Does anyone remember the explosion aboard Esso Norway off the coast of Muscat in August 1964? My father, Donald Stewart was Chief Engineer at the time. There were three fatalities I believe and although my father was not one of them, within three months, he was dead from a perforated ulcer. I do have a fair bit of information about the event but would be interested to hear more. 

Ian


----------



## A.D.FROST (Sep 1, 2008)

(Thumb)Try this
http://www.aukevisser.nl/inter/id624.htm


----------



## Keithpedlar (Jan 29, 2013)

I was Third Mate on the Esso Norway on that voyage. Very sorry to here about your fathers death. It's a long time ago now but will never forget that explosion. Every time I here thunder it takes me back. What information would you like?
Keith Pedlar


----------



## Ian.stewart28 (Dec 30, 2012)

Thanks for the replies. Sorry I did not respond at the time.

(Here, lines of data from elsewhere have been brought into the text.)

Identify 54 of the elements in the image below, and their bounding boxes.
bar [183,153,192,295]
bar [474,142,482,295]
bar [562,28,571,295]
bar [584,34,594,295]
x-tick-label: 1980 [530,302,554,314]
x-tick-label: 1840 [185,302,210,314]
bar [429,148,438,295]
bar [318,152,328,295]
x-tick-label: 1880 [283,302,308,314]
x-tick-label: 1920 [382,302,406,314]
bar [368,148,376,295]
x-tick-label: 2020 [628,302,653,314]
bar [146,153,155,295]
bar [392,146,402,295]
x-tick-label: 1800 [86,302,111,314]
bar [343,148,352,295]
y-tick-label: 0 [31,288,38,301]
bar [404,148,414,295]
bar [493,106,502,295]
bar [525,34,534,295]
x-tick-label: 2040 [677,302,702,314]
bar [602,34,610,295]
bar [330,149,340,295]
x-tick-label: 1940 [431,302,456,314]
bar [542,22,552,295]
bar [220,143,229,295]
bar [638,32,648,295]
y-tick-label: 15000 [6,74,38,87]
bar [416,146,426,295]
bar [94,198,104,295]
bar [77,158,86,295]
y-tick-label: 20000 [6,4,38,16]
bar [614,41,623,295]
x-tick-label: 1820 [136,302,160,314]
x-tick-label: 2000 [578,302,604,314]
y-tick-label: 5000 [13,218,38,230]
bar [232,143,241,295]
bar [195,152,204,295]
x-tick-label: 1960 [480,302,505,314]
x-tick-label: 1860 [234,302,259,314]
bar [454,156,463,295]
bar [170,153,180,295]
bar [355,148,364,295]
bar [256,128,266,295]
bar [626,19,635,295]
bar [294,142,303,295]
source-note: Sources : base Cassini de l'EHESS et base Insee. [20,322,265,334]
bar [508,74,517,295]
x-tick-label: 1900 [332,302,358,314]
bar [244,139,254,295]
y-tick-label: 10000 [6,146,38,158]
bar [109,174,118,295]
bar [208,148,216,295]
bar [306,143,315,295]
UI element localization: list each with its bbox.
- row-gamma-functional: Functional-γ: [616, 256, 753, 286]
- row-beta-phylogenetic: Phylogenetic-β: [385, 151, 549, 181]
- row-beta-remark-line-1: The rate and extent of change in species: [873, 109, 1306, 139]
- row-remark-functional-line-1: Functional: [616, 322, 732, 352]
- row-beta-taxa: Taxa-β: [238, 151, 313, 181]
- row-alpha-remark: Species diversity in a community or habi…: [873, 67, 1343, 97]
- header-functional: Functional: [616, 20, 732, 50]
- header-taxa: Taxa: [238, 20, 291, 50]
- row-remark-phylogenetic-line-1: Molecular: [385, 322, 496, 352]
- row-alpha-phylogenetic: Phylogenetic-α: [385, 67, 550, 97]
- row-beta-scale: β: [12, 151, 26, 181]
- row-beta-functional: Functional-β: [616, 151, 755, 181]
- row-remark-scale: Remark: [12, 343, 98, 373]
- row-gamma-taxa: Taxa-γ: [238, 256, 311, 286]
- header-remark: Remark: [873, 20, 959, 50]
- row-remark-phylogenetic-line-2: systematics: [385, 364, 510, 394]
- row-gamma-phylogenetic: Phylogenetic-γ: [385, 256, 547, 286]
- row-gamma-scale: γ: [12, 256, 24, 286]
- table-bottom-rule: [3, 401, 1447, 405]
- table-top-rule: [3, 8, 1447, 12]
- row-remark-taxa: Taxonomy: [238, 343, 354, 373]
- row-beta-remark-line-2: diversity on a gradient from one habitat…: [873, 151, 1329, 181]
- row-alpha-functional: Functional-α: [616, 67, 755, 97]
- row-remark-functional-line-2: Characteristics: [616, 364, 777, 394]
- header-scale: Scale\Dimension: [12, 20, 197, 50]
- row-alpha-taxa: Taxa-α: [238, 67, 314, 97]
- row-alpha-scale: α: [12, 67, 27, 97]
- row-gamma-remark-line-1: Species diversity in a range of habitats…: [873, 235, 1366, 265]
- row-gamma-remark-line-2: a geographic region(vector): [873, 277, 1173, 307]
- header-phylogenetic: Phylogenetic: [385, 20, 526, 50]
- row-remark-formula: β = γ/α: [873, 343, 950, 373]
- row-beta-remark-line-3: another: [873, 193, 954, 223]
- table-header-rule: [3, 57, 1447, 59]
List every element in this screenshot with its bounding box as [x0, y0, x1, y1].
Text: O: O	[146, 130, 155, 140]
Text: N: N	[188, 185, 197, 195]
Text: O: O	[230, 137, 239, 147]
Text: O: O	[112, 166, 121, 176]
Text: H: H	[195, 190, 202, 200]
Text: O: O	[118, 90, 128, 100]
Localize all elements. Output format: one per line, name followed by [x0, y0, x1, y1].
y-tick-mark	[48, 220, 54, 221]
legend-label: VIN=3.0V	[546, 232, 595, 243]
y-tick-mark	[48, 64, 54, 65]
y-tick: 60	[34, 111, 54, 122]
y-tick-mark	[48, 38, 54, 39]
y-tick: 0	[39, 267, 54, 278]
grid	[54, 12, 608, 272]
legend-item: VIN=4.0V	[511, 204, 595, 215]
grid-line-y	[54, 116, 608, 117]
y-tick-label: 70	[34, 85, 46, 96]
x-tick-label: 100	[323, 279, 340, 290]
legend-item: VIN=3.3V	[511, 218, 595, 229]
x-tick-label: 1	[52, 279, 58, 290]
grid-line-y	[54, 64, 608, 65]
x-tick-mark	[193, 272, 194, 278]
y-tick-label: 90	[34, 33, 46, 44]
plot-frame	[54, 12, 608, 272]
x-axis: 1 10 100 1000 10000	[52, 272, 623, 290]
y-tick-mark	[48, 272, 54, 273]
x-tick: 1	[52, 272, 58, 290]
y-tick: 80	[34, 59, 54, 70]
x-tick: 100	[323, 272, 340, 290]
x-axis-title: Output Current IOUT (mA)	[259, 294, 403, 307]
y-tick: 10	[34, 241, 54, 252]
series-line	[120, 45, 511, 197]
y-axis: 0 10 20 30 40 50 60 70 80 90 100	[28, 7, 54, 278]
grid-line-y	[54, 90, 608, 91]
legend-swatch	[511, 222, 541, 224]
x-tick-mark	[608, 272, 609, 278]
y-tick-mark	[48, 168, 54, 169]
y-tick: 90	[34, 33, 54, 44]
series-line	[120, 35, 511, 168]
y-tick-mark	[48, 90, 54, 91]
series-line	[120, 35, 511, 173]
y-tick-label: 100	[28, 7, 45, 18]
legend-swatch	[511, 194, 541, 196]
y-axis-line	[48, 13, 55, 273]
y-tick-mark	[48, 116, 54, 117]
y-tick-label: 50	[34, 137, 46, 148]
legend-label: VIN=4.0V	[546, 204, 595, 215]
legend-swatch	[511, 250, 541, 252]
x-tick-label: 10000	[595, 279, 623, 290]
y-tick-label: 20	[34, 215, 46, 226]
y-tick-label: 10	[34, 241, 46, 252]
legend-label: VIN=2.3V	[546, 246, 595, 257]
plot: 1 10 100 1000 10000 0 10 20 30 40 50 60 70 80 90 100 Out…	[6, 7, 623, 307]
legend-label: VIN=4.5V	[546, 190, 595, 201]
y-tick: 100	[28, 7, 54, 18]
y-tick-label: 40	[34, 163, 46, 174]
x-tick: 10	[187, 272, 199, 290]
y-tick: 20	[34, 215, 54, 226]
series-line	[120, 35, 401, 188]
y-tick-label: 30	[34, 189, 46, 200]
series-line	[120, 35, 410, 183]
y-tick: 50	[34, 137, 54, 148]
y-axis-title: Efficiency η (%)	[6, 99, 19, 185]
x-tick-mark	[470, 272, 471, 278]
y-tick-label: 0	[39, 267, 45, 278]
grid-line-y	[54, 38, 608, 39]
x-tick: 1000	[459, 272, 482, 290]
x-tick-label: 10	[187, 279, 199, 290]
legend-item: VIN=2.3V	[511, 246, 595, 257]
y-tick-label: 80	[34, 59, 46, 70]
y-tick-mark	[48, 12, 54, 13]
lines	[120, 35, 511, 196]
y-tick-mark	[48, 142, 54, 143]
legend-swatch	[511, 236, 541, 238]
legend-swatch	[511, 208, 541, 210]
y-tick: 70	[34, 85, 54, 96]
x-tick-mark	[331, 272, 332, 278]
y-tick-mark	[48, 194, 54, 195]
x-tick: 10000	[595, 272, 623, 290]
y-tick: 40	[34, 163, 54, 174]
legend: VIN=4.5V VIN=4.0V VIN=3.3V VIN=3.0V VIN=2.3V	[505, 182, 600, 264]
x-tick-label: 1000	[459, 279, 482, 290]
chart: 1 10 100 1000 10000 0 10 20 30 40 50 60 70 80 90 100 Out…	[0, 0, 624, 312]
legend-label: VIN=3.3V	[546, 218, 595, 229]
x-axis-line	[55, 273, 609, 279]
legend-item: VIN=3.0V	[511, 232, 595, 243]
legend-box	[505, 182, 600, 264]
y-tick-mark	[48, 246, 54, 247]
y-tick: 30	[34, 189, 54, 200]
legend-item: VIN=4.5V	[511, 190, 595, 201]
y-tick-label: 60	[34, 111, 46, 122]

Having just rediscovered this site I also realised I seem to have started two threads with the same subject.

Between the two threads, it was nice to hear from a number of people who sailed with my father. 

Thanks once again

Ian


----------



## paulleeorg56 (7 mo ago)

My cousin Arthur Lee, was the Junior Engineer who was I believe was buried at sea.


----------